米CPI前のドル円は162円台で上値を探るか
2026.07.14
- 米国6月消費者物価指数(CPI)
- ウォーシュ米連邦準備理事会(FRB)議長議会証言
前日の米国通貨は、中東情勢の緊張再燃を背景に原油価格が上昇し、インフレ再加速への警戒から米ドルが底堅く推移した。米6月消費者物価指数(CPI)の発表を控え、米金利見通しを巡る様子見姿勢も強まった。ドル円は東京市場で161.84円から162.36円のレンジで推移し、17:00時点では162.10円付近となった。その後も円は上値の重い動きとなり、ドル円は162円台前半から半ばで推移している。上側では162.50から163.00付近、下側では162.00から161.50付近が意識されやすい。本日は米6月CPIとウォーシュFRB議長の議会証言が予定されており、米ドルの上値余地を確認したい。
欧州通貨は、米ドル高の流れが重しとなり、ユーロドルは1.13ドル台後半まで下押しされる場面があった。前日の東京市場では1.1387から1.1425のレンジで推移し、17:00時点では1.1420台半ばとなった。米CPIを控えて積極的なユーロ買いは入りにくく、足元では1.1400付近を維持できるかが焦点となりそうだ。上側では1.1430から1.1450付近、下側では1.1380から1.1350付近が意識されやすい。本日はドイツ6月卸売物価指数(WPI)、フランス6月消費者物価指数(CPI、改定値)、ベイリー英中銀(BOE)総裁発言が予定されており、欧州通貨の戻りが続くか確認したい。

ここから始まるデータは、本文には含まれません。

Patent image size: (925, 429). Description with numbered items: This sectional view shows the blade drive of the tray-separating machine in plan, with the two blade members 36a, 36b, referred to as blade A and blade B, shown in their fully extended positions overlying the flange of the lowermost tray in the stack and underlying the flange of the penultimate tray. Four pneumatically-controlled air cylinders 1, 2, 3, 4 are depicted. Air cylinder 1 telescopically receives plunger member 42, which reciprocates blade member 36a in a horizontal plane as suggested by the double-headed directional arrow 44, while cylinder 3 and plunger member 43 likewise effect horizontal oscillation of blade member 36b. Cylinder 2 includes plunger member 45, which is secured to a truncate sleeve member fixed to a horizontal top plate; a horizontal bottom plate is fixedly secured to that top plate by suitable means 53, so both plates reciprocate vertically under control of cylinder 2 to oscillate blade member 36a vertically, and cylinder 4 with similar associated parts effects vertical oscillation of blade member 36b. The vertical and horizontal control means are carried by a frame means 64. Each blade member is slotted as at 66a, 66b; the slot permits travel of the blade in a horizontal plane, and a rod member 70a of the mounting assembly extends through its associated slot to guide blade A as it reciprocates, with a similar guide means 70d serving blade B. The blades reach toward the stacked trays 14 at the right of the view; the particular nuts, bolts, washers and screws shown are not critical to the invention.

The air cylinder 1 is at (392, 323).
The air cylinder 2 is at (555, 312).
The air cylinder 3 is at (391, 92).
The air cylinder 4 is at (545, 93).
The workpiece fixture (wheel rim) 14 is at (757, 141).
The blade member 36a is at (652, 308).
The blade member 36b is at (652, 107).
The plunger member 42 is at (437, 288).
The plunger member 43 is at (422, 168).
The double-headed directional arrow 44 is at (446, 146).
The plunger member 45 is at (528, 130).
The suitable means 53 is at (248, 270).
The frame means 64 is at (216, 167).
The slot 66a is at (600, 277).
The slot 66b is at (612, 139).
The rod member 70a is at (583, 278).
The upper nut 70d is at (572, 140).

本日の指標は、13:30の日本5月鉱工業生産・確報値と設備稼働率、15:00のドイツ6月卸売物価指数(WPI)、15:30のスイス6月生産者輸入価格、17:45のベイリー英中銀(BOE)総裁発言、21:30の米国6月消費者物価指数(CPI)とコアCPI、23:00のウォーシュ米連邦準備理事会(FRB)議長議会証言、29:00の米国5月対米証券投資が中心となる。特にNY時間は米CPIとFRB議長の議会証言が材料となりやすく、米ドル、円、ユーロ、ポンドの反応を丁寧に確認したい。